NAIROBI, Kenya — An Italian Consolata sister murdered in Somalia in 2006 will be beatified in Piacenza, Italy, May 26.

Sister Leonella Sgorbati and her bodyguard were gunned down as they left the children’s hospital where she worked in Mogadishu.

Cardinal Angelo Amato, prefect of the Congregation for Saints’ Causes, will be the main celebrant at the beatification Mass in the Piacenza cathedral.

Sgorbati’s death in September 2006 came amid rising tensions in the Muslim world over a speech then-Pope Benedict XVI had given in Regensburg, Germany, quoting a Christian emperor’s criticism of Islam.

However, most Muslim leaders in Somalia condemned the killing, emphasizing that Sgorbati was dedicating her efforts to the Somali people. She was 65 at the time, had worked in Africa for 35 years and had been in Somalia since 2001.

Before her move to Somalia, where she aimed to set up a nurses’ training school, Sgorbati served as superior general of the Consolata Missionary Sisters in Kenya, 1993-1999.

She wanted to make a contribution to health services in Somalia, which had experienced chaos since 1991, when warlords overthrew President Mohamed Siad Barre. Somalia’s conflict remains one of Africa’s longest civil wars.

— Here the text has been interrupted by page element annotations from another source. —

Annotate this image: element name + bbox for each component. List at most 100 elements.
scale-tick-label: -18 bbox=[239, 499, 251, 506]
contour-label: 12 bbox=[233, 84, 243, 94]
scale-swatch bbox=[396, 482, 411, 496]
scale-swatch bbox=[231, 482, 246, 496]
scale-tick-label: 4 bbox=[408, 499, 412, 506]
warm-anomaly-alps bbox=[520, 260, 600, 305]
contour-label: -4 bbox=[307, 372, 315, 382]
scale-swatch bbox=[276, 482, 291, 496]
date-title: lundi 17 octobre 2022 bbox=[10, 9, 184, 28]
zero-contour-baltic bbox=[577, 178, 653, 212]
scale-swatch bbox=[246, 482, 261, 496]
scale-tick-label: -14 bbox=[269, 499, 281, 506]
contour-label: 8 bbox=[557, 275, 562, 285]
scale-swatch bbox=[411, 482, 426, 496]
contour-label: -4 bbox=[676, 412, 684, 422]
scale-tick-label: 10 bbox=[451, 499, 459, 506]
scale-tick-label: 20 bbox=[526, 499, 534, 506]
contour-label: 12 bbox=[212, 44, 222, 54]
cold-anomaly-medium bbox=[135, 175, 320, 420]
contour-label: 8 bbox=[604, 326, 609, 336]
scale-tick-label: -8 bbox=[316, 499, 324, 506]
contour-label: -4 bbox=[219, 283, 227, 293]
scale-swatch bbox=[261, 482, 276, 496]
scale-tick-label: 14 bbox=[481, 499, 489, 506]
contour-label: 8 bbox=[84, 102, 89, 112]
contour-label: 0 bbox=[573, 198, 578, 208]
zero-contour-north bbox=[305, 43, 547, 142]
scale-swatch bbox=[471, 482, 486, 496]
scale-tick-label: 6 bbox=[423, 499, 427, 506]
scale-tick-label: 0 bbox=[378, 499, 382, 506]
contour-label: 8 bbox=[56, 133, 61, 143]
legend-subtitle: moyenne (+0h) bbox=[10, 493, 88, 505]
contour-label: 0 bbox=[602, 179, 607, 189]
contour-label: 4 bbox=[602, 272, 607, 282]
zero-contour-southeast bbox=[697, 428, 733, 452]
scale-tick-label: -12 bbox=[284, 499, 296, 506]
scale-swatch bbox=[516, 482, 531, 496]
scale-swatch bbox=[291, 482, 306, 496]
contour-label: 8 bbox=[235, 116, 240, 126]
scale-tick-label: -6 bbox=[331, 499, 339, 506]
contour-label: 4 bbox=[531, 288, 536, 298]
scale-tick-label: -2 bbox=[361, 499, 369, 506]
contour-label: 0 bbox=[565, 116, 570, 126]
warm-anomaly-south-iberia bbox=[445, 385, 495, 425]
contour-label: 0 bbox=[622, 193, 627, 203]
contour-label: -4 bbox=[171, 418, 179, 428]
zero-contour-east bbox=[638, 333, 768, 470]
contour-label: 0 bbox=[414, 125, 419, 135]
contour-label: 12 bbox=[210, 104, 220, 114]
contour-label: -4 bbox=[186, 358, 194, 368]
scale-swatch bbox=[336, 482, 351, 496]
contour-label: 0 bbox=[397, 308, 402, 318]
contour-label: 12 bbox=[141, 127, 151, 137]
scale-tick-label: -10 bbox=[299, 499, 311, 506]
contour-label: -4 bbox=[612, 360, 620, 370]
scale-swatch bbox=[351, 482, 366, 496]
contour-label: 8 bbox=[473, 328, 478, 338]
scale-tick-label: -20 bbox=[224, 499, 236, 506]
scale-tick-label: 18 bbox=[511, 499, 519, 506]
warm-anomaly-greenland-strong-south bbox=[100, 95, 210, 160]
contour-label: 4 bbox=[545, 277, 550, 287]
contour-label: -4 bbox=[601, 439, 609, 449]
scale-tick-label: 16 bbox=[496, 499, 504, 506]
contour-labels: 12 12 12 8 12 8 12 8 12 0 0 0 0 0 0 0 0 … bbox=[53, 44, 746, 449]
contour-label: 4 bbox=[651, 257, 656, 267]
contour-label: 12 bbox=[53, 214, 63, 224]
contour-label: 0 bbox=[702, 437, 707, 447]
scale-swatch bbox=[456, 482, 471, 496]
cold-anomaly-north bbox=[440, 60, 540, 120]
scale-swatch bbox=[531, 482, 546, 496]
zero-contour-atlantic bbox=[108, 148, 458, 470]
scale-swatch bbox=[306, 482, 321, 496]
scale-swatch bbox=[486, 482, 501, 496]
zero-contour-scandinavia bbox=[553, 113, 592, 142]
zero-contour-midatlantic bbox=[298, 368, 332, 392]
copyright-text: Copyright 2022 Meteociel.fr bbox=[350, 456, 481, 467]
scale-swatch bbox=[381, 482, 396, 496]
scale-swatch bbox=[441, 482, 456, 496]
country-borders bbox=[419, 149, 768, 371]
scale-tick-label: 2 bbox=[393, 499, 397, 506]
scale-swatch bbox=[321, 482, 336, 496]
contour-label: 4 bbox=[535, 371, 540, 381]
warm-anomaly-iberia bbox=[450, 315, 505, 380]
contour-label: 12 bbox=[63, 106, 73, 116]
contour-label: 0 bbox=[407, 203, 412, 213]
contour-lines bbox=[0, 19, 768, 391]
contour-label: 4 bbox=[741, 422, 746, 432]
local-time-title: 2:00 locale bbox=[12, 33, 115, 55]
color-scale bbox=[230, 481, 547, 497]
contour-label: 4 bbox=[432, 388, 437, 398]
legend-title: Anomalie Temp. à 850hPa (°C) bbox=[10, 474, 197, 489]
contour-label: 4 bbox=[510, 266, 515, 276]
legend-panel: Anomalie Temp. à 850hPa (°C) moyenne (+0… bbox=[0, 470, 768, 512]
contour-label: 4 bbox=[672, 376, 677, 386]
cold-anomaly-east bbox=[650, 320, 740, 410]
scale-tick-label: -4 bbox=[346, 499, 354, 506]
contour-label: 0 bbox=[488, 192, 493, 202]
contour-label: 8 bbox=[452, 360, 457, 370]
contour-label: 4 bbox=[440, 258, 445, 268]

“I know there is a bullet with my name on it. I don’t know when it will arrive, but as long as it does not arrive, I will stay (in Somalia),” Sgorbati said in a March 2006 television interview in Italy.

According to the Consolata Missionary Sisters’ website, her last words were: “I forgive, I forgive, I forgive …”

Beatification is the step before canonization and follows the formal recognition of Sgorbati’s martyrdom by Pope Francis in November 2017.